The first witnesses maintain that the same Jesus who had been brutally and unmistakably put to death and buried was, through the power of God, alive again. This is the essence of the historical claim of Christianity.
Jesus was not vaguely “with God,” nor had his soul escaped from his body; nor had he risen in a purely symbolic or metaphorical sense. He, Jeshoua from Nazareth, the friend whom they knew, was alive again. What was expected for all the righteous dead at the end of time had happened, in time, to this one particular man, to this Jesus.
It was the very novelty of the event that gave such energy and verve to the first Christian proclamation. On practically every page of the New Testament, we find a grab-you-by-the-lapels quality, for the early Christians were not trading in bland spiritual abstractions or moral bromides. They were trying to tell the whole world that something so new and astounding had happened that nothing would ever again be the same.
Over the past couple of centuries, many thinkers, both inside and outside of the Christian churches, endeavored to reduce the resurrection message to the level of myth or symbol. Easter, they argued, was one more iteration of the “springtime saga” that can be found, in one form or another, in most cultures, namely, that life triumphs over death in the “resurrection” of nature after the bleak months of winter.
Or it was a symbolic way of saying that the cause of Jesus lives on in his followers. But as C.S. Lewis keenly observed, those who think the resurrection story is a myth haven’t read many myths. Mythic literature deals in ahistorical archetypes, and thus it tends to speak of things that happened “once upon a time” or “in a galaxy far, far away.”
But the Gospels don’t use that sort of language. In describing the resurrection, they mention particular places like Judea and Jerusalem, and they specify that the event took place when Pontius Pilate was the Roman governor of the region, and they name distinct individuals—Peter, John, Thomas, etc.—who encountered Jesus after he rose from the dead. Moreover, no one dies defending mythic claims. The myths of Greece, Rome, and Egypt are powerful and illuminating indeed, but there are no martyrs to Zeus or Dionysus or Osiris. But practically all of the first heralds of the resurrection went to their deaths defending the truth of their message.
What does the resurrection of Christ mean? What does it mean to history and to humanity? It means, first, that the customary manner in which we understand the relationship between order and violence—from the Epic of Gilgamesh to “Game of Thrones”—has to be rethought. On the standard Realpolitik reading of things, order comes about through the violent imposition of strength. And if that order is lost or compromised, it must be restored through answering violence.

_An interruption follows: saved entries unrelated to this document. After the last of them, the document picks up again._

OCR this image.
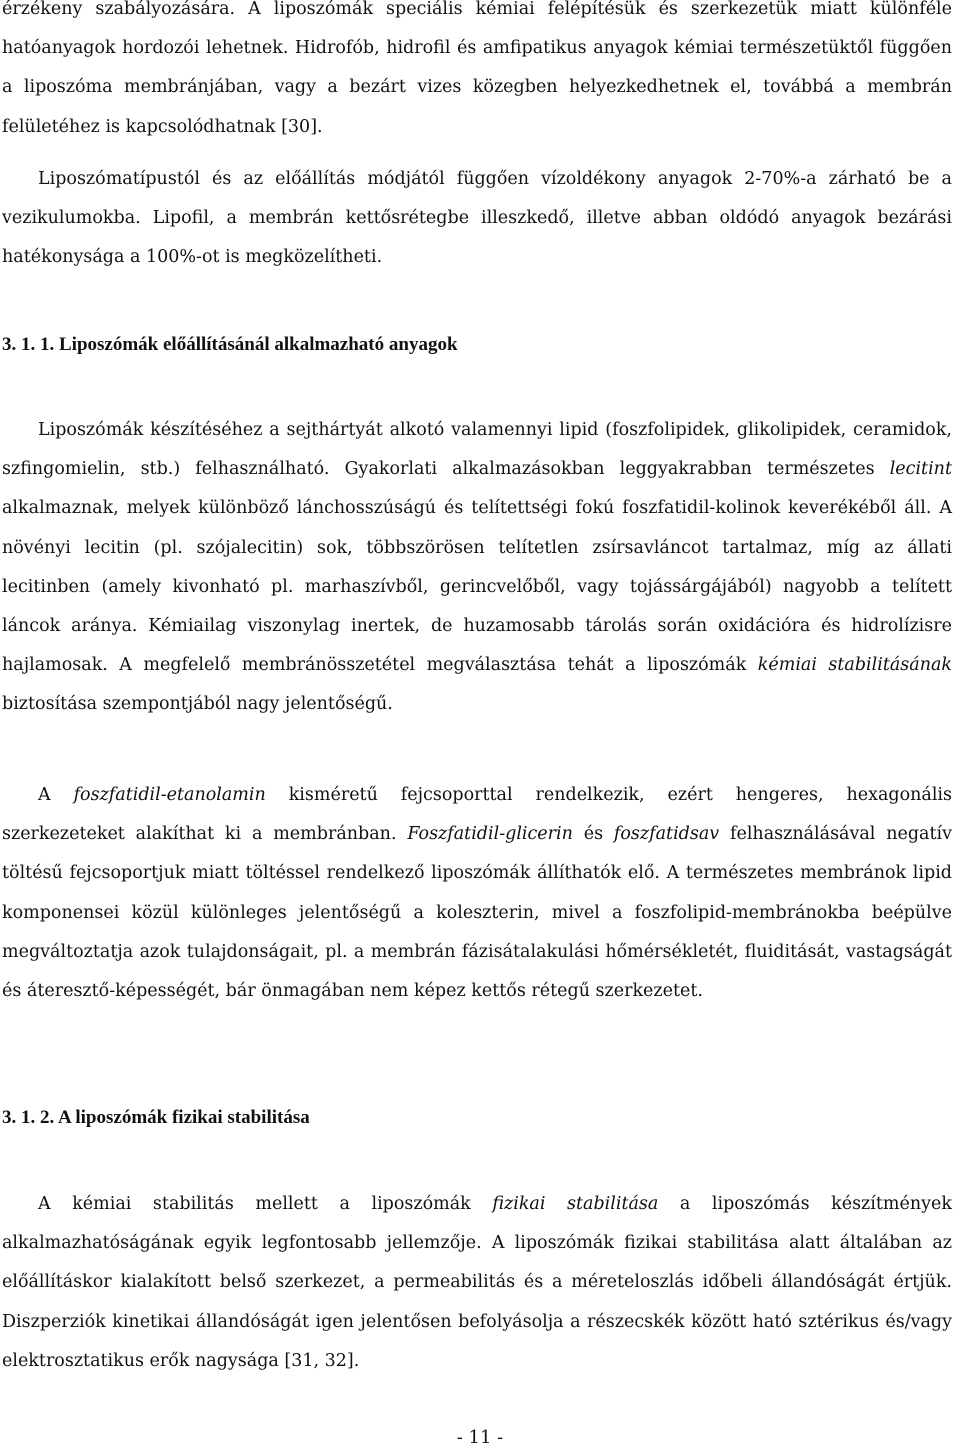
érzékeny szabályozására. A liposzómák speciális kémiai felépítésük és szerkezetük miatt különféle hatóanyagok hordozói lehetnek. Hidrofób, hidrofil és amfipatikus anyagok kémiai természetüktől függően a liposzóma membránjában, vagy a bezárt vizes közegben helyezkedhetnek el, továbbá a membrán felületéhez is kapcsolódhatnak [30].

Liposzómatípustól és az előállítás módjától függően vízoldékony anyagok 2-70%-a zárható be a vezikulumokba. Lipofil, a membrán kettősrétegbe illeszkedő, illetve abban oldódó anyagok bezárási hatékonysága a 100%-ot is megközelítheti.

3. 1. 1. Liposzómák előállításánál alkalmazható anyagok

Liposzómák készítéséhez a sejthártyát alkotó valamennyi lipid (foszfolipidek, glikolipidek, ceramidok, szfingomielin, stb.) felhasználható. Gyakorlati alkalmazásokban leggyakrabban természetes lecitint alkalmaznak, melyek különböző lánchosszúságú és telítettségi fokú foszfatidil-kolinok keverékéből áll. A növényi lecitin (pl. szójalecitin) sok, többszörösen telítetlen zsírsavláncot tartalmaz, míg az állati lecitinben (amely kivonható pl. marhaszívből, gerincvelőből, vagy tojássárgájából) nagyobb a telített láncok aránya. Kémiailag viszonylag inertek, de huzamosabb tárolás során oxidációra és hidrolízisre hajlamosak. A megfelelő membránösszetétel megválasztása tehát a liposzómák kémiai stabilitásának biztosítása szempontjából nagy jelentőségű.

A foszfatidil-etanolamin kisméretű fejcsoporttal rendelkezik, ezért hengeres, hexagonális szerkezeteket alakíthat ki a membránban. Foszfatidil-glicerin és foszfatidsav felhasználásával negatív töltésű fejcsoportjuk miatt töltéssel rendelkező liposzómák állíthatók elő. A természetes membránok lipid komponensei közül különleges jelentőségű a koleszterin, mivel a foszfolipid-membránokba beépülve megváltoztatja azok tulajdonságait, pl. a membrán fázisátalakulási hőmérsékletét, fluiditását, vastagságát és áteresztő-képességét, bár önmagában nem képez kettős rétegű szerkezetet.

3. 1. 2. A liposzómák fizikai stabilitása

A kémiai stabilitás mellett a liposzómák fizikai stabilitása a liposzómás készítmények alkalmazhatóságának egyik legfontosabb jellemzője. A liposzómák fizikai stabilitása alatt általában az előállításkor kialakított belső szerkezet, a permeabilitás és a méreteloszlás időbeli állandóságát értjük. Diszperziók kinetikai állandóságát igen jelentősen befolyásolja a részecskék között ható sztérikus és/vagy elektrosztatikus erők nagysága [31, 32].

- 11 -
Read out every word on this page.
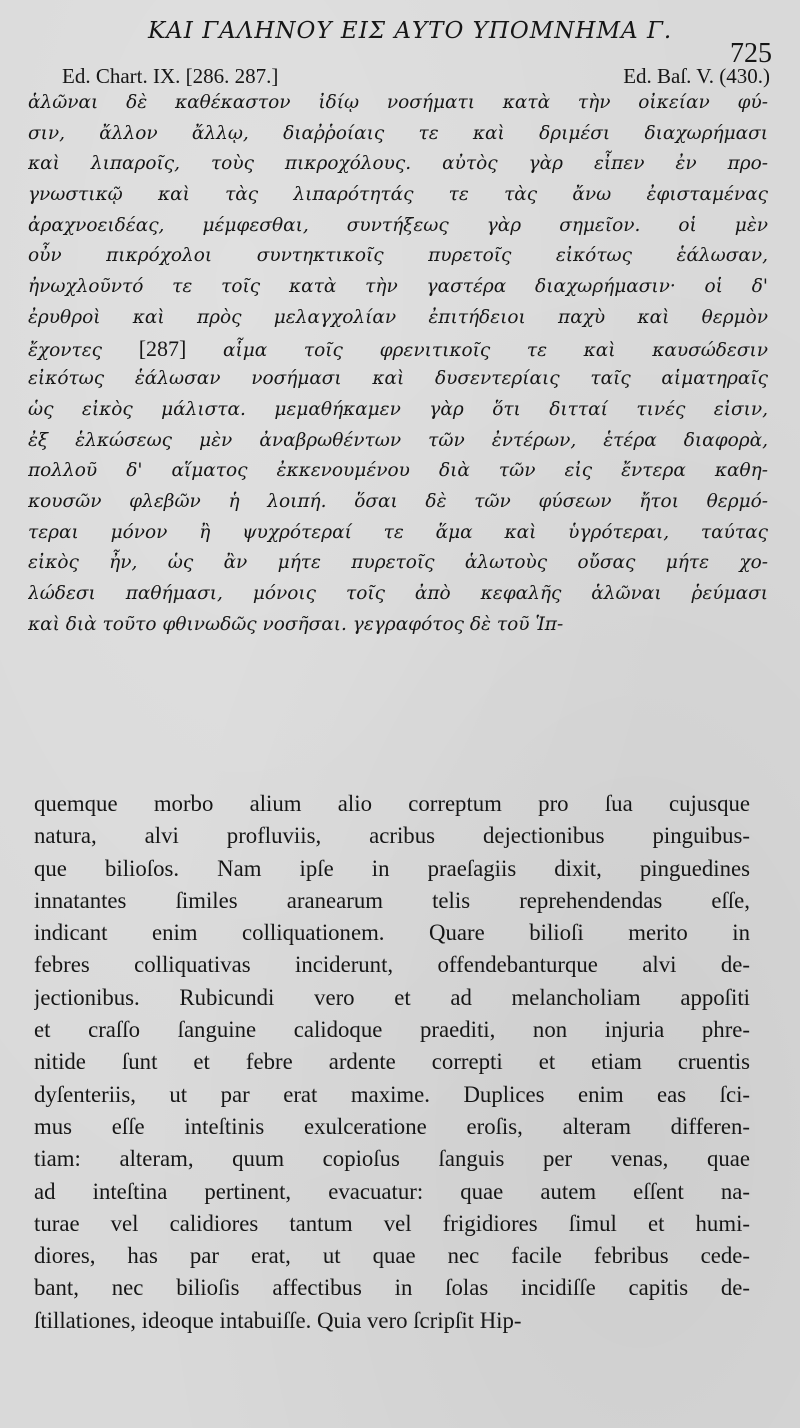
ΚΑΙ ΓΑΛΗΝΟΥ ΕΙΣ ΑΥΤΟ ΥΠΟΜΝΗΜΑ Γ.
725
Ed. Chart. IX. [286. 287.]	Ed. Baſ. V. (430.)
ἁλῶναι δὲ καθέκαστον ἰδίῳ νοσήματι κατὰ τὴν οἰκείαν φύ-
σιν, ἄλλον ἄλλῳ, διαῤῥοίαις τε καὶ δριμέσι διαχωρήμασι
καὶ λιπαροῖς, τοὺς πικροχόλους. αὐτὸς γὰρ εἶπεν ἐν προ-
γνωστικῷ καὶ τὰς λιπαρότητάς τε τὰς ἄνω ἐφισταμένας
ἀραχνοειδέας, μέμφεσθαι, συντήξεως γὰρ σημεῖον. οἱ μὲν
οὖν πικρόχολοι συντηκτικοῖς πυρετοῖς εἰκότως ἑάλωσαν,
ἠνωχλοῦντό τε τοῖς κατὰ τὴν γαστέρα διαχωρήμασιν· οἱ δ'
ἐρυθροὶ καὶ πρὸς μελαγχολίαν ἐπιτήδειοι παχὺ καὶ θερμὸν
ἔχοντες [287] αἷμα τοῖς φρενιτικοῖς τε καὶ καυσώδεσιν
εἰκότως ἑάλωσαν νοσήμασι καὶ δυσεντερίαις ταῖς αἱματηραῖς
ὡς εἰκὸς μάλιστα. μεμαθήκαμεν γὰρ ὅτι διτταί τινές εἰσιν,
ἐξ ἑλκώσεως μὲν ἀναβρωθέντων τῶν ἐντέρων, ἑτέρα διαφορὰ,
πολλοῦ δ' αἵματος ἐκκενουμένου διὰ τῶν εἰς ἔντερα καθη-
κουσῶν φλεβῶν ἡ λοιπή. ὅσαι δὲ τῶν φύσεων ἤτοι θερμό-
τεραι μόνον ἢ ψυχρότεραί τε ἅμα καὶ ὑγρότεραι, ταύτας
εἰκὸς ἦν, ὡς ἂν μήτε πυρετοῖς ἁλωτοὺς οὔσας μήτε χο-
λώδεσι παθήμασι, μόνοις τοῖς ἀπὸ κεφαλῆς ἁλῶναι ῥεύμασι
καὶ διὰ τοῦτο φθινωδῶς νοσῆσαι. γεγραφότος δὲ τοῦ Ἱπ-
quemque morbo alium alio correptum pro ſua cujusque
natura, alvi profluviis, acribus dejectionibus pinguibus-
que bilioſos. Nam ipſe in praeſagiis dixit, pinguedines
innatantes ſimiles aranearum telis reprehendendas eſſe,
indicant enim colliquationem. Quare bilioſi merito in
febres colliquativas inciderunt, offendebanturque alvi de-
jectionibus. Rubicundi vero et ad melancholiam appoſiti
et craſſo ſanguine calidoque praediti, non injuria phre-
nitide ſunt et febre ardente correpti et etiam cruentis
dyſenteriis, ut par erat maxime. Duplices enim eas ſci-
mus eſſe inteſtinis exulceratione eroſis, alteram differen-
tiam: alteram, quum copioſus ſanguis per venas, quae
ad inteſtina pertinent, evacuatur: quae autem eſſent na-
turae vel calidiores tantum vel frigidiores ſimul et humi-
diores, has par erat, ut quae nec facile febribus cede-
bant, nec bilioſis affectibus in ſolas incidiſſe capitis de-
ſtillationes, ideoque intabuiſſe. Quia vero ſcripſit Hip-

In Jesus’ time, the great principle of order was the Empire of Rome, which maintained its hold through the exertions of its massive army and through the imposition of harsh punishment on those who opposed its purposes. The most terrible and fearsome of these punishments was, of course, the cross, a particularly brutal mode of torture that was purposely carried out in public so as to have greatest deterrent effect. It was precisely on one of these Roman crosses that Jesus of Nazareth was put to death, having been betrayed and abandoned by his friends and condemned by a corrupt tribunal of collaborators.
When the risen Jesus presented himself alive to his disciples, they were, we are told, afraid. Their fear might not have been simply a function of their seeing something uncanny; it might have been grounded in the assumption that he was back for vengeance. However, after showing his wounds, the risen Jesus said to his friends, “Shalom,” Peace.
The teacher who had urged his followers to turn the other cheek and to meet violence with forgiveness exemplified his own teaching in the most vivid way possible. And what he showed, thereby, was that that the divine manner of establishing order has nothing to do with violence, retribution, or eye-for-an-eye retaliation. Instead, it has to do with a love which swallows up hate, with a forgiveness which triumphs over aggression. It is this great resurrection principle which, explicitly or implicitly, undergirded the liberating work of John Paul II in Poland. He was able to stand athwart the received wisdom only because he had some sense that in opting for the way of love Jesus was going with the deepest meaning, operating in concert with the purposes of God.
Secondly, the resurrection means that God has not given up on creation. According to the well-known account in the book of Genesis, God made the whole array of finite things—sun, moon, planets, stars, animals, plants, things that creep and crawl on the earth—and found it all good, even very good.
All that God has made reflects some aspect of his goodness, and all created things together constitute a beautiful and tightly-woven tapestry. As the Old Testament lays out the story, human sin made a wreck of God’s creation, turning the garden into a desert. But the faithful God kept sending rescue operation after rescue operation: Noah’s Ark, the prophets, the Law and the Temple, the people Israel itself.
Finally, he sent his only Son, the perfect icon or incarnation of his love. In raising that Son from the dead, God definitively saved and ratified his creation, very much including the material dimension of it (which is why it matters that Jesus was raised bodily from death). Over and again, we have said no to what God has made, but God stubbornly says yes. Inspired by this divine yes, we always have a reason to hope.